Deputy chair of the trust, Melanie Dixon, says the self-drive tour – and World Wetland Days themselves – are a good vehicle for creating public interest in the need for wetland areas. The trust will also help promote independent events across the country, collating details on its website.
It is also encouraging people to “go local” and check out wetlands in their own district: “We encourage everyone to get involved by learning about their local wetland areas; it doesn't matter where you are, there will be some accessible ones near you,” she says.
“Spend some time there, study what the wildlife is doing and get to know what your local issues are. We have lots of details on our website about the locations of wetland areas people can visit.”
Dixon says the annual theme of World Wetlands Day is decided by members of the international Ramsar Convention on Wetlands organisation based in Switzerland. This year, the theme is Wetlands and Water – and Dixon says it helps highlight how wetland areas are thought of as the kidneys of the country, cleaning and purifying water, removing excess nutrients and capturing sediment.
“That's often why you see them in urban areas,” she says. “They have been deliberately constructed to try to improve water quality or to act like a sponge in times of rainfall, and then slowly releasing water to help reduce issues such as localised flooding.
“Wetlands also help support biodiversity – for example, they help increase the number of insects; that attracts bird life and up the food chain it goes.
“Wetland areas are also good at capturing carbon, it's a nature-based solution to climate change that is even more effective than tree planting. All up, wetlands have a disproportionately high benefit compared to other ecosystems.
“But New Zealand's wetlands need restoration and looking after; we urge councils to beef up their efforts to support and promote the great work being done by landowners and increase funding for restoration projects.”

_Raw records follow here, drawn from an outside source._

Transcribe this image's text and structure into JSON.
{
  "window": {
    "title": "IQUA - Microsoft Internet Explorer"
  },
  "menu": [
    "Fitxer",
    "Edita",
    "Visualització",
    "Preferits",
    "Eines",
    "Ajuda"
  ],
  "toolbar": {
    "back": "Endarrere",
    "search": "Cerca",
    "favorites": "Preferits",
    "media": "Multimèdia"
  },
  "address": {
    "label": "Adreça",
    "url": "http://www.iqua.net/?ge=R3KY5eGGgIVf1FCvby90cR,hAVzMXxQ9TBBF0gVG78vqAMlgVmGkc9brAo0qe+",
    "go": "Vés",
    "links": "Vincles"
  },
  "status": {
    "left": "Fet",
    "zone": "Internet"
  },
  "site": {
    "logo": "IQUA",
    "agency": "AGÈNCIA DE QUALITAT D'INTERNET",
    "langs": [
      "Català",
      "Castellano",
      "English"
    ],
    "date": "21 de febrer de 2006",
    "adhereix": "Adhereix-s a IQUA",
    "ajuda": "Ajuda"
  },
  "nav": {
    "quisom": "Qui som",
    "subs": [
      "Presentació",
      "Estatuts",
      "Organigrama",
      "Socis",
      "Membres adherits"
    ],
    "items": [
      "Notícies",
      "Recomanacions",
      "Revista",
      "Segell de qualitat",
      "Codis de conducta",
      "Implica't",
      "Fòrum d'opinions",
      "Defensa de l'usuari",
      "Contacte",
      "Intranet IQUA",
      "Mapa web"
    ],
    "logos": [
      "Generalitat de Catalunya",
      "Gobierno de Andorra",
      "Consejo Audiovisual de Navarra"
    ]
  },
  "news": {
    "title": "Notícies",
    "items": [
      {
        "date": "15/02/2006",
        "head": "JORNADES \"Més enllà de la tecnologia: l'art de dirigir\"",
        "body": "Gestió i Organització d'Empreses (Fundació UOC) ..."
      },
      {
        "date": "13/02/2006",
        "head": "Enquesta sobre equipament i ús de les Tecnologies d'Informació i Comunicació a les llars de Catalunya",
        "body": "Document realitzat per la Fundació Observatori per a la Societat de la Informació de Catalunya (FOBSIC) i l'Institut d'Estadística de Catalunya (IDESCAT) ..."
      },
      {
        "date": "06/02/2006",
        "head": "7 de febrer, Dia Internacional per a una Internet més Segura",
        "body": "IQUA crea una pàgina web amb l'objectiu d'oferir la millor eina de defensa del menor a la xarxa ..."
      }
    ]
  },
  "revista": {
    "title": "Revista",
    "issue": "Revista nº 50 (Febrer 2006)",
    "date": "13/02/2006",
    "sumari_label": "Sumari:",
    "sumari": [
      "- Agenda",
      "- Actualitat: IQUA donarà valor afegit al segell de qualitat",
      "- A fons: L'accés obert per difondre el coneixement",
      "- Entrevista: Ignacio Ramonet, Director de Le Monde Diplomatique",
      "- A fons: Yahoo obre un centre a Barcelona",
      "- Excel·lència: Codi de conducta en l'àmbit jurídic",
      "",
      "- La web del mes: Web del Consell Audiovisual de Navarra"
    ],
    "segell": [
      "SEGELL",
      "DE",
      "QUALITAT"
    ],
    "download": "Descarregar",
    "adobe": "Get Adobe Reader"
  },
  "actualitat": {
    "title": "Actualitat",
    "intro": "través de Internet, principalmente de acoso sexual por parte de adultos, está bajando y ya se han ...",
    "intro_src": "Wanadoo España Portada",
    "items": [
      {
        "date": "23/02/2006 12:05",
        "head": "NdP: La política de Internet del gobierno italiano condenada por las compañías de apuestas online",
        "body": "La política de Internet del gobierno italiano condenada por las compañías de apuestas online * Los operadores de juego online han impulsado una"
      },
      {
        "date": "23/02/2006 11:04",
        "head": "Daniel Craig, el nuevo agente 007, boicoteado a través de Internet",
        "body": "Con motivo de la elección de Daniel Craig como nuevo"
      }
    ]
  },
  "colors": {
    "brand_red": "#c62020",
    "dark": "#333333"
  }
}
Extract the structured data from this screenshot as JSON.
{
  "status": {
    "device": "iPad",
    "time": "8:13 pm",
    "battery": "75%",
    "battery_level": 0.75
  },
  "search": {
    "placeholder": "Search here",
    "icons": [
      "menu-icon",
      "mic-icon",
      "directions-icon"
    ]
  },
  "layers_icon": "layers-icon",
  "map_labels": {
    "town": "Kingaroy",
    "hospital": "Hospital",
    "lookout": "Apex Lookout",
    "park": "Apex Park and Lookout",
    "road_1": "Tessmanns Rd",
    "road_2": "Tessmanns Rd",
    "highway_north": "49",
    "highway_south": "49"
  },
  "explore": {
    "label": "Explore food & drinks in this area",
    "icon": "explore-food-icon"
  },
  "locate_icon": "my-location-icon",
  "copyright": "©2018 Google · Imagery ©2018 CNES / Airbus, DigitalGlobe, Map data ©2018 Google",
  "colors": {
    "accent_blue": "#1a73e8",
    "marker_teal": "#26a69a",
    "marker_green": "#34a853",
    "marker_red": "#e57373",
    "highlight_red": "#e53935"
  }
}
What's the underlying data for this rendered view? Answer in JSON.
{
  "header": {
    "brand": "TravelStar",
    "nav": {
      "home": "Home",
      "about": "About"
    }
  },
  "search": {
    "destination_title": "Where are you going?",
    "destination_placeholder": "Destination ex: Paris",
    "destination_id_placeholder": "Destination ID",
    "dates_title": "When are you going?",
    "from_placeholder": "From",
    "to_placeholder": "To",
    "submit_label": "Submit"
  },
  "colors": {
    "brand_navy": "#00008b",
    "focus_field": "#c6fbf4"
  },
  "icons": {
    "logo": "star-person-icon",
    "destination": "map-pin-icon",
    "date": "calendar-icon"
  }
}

Another World Wetland Day event is being organised by Auckland’s Matuku Link, celebrating World Wetland Day with its fifth annual open day on Saturday, February 13 from 10am to 3 pm at 111 Bethells Road, Te Henga/Bethells, Waitakere, West Auckland. There will be stalls and information from Forest & Bird, World Wetland Trust, Pest Free Waitakere Ranges, Waitakere Rivercare, Million Metres Streamside Restoration, Native Forest Restoration Trust, Birds New Zealand and others.
There will also be guided tours, eel feeding and the opportunity to try and spot elusive wetland birds including the matuku (bittern), pateke (brown teal), puweto (spotless crake) , matata (fernbird) or one of our many other native inhabitants.

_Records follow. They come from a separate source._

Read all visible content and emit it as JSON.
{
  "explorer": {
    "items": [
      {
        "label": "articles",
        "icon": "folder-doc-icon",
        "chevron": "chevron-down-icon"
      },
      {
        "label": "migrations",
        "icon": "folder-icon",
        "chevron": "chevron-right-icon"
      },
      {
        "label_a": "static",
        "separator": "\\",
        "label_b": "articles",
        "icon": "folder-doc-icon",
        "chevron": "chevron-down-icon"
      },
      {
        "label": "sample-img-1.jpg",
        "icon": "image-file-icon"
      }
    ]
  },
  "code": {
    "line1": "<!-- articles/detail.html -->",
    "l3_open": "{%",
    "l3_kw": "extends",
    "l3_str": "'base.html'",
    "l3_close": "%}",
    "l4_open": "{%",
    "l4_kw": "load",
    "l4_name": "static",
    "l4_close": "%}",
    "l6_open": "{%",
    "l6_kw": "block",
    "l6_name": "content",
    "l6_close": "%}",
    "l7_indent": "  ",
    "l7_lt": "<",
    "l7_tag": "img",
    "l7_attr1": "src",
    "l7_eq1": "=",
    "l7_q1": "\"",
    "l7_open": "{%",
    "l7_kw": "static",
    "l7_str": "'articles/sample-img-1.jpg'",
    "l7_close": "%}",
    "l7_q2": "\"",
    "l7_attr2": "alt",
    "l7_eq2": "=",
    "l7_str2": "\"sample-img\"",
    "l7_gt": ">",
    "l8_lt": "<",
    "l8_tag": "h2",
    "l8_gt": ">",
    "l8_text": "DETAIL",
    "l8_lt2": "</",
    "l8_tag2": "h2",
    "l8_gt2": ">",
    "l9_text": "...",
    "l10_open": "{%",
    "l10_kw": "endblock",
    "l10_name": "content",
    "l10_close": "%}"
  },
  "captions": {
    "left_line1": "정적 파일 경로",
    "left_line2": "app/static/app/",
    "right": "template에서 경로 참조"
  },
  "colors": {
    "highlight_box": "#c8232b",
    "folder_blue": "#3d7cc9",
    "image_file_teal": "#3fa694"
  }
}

Wetland Trust members are also planning into a dedicated Wetlands Centre: “We are looking for a funding Fairy Godmother,” says Dixon. “The centre will be somewhere people can come and learn about wetlands and their amazing flora and fauna. We have made a start via a massive restoration project at Lake Rotopiko in the Waikato.
“It's an ice-age peat lake, of which there are many in the Waikato region, and it's a combination of DoC reserve and Waipa District Council reserve. The centre is a grand plan and we don't have a strict timeline but are working towards it; a funding boost would be a step up for us.”